118 Cal. App. 2d 235 | Cal. Ct. App. | 1953
THE PEOPLE, Respondent,
v.
FRANK LOPEZ, Appellant.
California Court of Appeals. Second Dist., Div. Two.
Frank Lopez, in pro. per., for Appellant.
Edmund G. Brown, Attorney General, and Ellis Peter Miller, Deputy Attorney General, for Respondent.
FOX, J.
Defendant was convicted of first degree robbery. He appeals from the judgment and the order denying his motion for a new trial.
On January 4, 1952, at approximately 11 p.m., Carl Morgan, a mill operator, was standing on the sidewalk in the vicinity of Sunset Boulevard and Silverlake, in Los Angeles. An unknown man approached him from the rear, grabbed him around the neck, and struck him in the jaw with "some hard object," with very serious results. The criminal then beat and kicked his victim and took his jacket and $52 from his billfold. There were street lights in the vicinity The injured man viewed his assailant's face from a distance of not more than 5 feet and noticed he was wearing khaki trousers, a maroon sport coat, and a blue sport shirt. While Morgan was not rendered wholly unconscious he did not fully regain consciousness for about seven minutes, when he was picked up by a police squad car. About an hour later, from the description supplied by the victim, the officers apprehended defendant, talking to the manager of a motel on Sunset Boulevard, which was about 800 yards from the scene of the assault and robbery. Underneath his maroon sport coat the officers found the jacket that had been taken from Morgan, who identified it by a 1-inch tear in the left pocket and by the laundry mark. Defendant first said he got the jacket from the state but later claimed he had purchased it from an unidentified person for a couple of dollars after he had left a certain cafe that night with his girl friend. The defendant was identified by Morgan as his assailant. When defendant was removed from the police car and brought under the street light for purposes of identification, the officers noticed that he made a throwing motion and discovered on the floor of the car $49 crumpled up and directly in front of the place where defendant had been seated Defendant initially denied any knowledge of this money. He first claimed he only had $5.00 on his person; later, however, he changed his story and stated he had about $60. He thought the money on the floor of the police car fell out of his billfold. *237
Defendant contends that (1) the evidence is insufficient to sustain his conviction, and (2) he was framed by the police.
[1] The identification of defendant by the victim and his possession of the victim's jacket, which the owner also identified, furnish substantial evidence in support of the jury's implied finding that it was the defendant who attacked and robbed Mr. Morgan.
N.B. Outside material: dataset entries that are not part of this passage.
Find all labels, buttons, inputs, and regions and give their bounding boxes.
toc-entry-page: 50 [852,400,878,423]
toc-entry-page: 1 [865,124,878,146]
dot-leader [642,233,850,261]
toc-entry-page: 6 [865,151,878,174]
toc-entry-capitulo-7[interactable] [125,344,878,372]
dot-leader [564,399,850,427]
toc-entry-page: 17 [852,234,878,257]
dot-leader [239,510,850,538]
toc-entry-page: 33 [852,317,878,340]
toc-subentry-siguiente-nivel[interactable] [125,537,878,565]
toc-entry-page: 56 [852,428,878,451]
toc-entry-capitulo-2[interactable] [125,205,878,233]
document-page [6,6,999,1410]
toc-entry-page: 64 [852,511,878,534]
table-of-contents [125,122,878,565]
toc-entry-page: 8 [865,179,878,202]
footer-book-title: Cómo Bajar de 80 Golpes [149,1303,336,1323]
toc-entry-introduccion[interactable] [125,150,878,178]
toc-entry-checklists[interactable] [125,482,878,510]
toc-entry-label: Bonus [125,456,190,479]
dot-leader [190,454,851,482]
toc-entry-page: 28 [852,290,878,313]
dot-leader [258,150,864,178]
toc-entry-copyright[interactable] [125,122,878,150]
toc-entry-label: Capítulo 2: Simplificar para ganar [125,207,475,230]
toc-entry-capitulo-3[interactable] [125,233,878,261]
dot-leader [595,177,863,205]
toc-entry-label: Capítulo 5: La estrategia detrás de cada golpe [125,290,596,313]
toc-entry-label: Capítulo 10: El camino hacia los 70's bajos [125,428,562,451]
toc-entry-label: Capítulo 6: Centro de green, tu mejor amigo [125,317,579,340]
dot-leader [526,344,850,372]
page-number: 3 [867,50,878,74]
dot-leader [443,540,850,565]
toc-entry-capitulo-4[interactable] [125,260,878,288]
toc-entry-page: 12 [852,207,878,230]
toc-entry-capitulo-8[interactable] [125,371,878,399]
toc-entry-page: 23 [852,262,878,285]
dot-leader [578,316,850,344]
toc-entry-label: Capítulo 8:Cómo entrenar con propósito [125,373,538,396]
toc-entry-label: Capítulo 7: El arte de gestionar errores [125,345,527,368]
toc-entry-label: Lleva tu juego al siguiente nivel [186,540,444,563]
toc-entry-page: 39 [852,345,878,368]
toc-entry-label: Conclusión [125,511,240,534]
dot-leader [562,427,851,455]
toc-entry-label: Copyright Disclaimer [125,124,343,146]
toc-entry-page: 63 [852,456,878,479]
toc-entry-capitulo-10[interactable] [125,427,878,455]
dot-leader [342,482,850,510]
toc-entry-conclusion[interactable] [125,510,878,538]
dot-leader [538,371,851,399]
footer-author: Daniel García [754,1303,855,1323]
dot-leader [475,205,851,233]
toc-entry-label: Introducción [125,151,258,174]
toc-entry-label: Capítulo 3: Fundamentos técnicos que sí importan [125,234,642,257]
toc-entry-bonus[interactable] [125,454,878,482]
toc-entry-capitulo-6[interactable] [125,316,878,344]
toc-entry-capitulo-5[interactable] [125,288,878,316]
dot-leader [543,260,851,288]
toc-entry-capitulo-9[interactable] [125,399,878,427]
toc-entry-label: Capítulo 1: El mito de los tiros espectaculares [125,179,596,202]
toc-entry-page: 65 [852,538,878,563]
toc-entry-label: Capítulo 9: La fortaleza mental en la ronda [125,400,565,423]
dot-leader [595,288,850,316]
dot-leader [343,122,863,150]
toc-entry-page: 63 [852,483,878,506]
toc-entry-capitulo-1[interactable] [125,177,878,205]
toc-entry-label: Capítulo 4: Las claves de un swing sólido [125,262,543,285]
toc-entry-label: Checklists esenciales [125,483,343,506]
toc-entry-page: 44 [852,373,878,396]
[2] The evidence is also sufficient to sustain the jury's implied finding that defendant was armed with a dangerous or deadly weapon when he committed the offense, hence was guilty of robbery in the first degree. (Pen. Code, 211a.) Morgan was attacked from behind, consequently he could not see the instrument with which he was hit. However, the character of the weapon used by a defendant may be shown by circumstantial evidence. The testimony of the victim, that he was hit by "some hard object," rendered semiconscious, and remained in that condition for a period of some seven minutes, justifies an inference that a dangerous weapon was used. (People v. Sampson, 99 Cal.App. 306 [278 P 492].)
[3] Defendant's contention that he was framed by the police and that the police officers lied in court raises factual questions which were finally determined by the jury and trial court. It was their responsibility to weigh the evidence and pass upon the credibility of the witnesses. An appellate court is bound by such determination. (People v. Newland, 15 Cal.2d 678, 681 [104 P.2d 778].)
[4] Defendant also complains that the victim was out of the state at the time of the trial, and that the testimony he gave at the preliminary hearing was therefore read to the jury. It appears that this case had been previously continued. It was then stipulated by the defendant, through his attorney, that such former testimony could be read at the trial. The procedure followed was entirely proper.
The judgment and order are affirmed.
Moore, P. J., and McComb, J., concurred.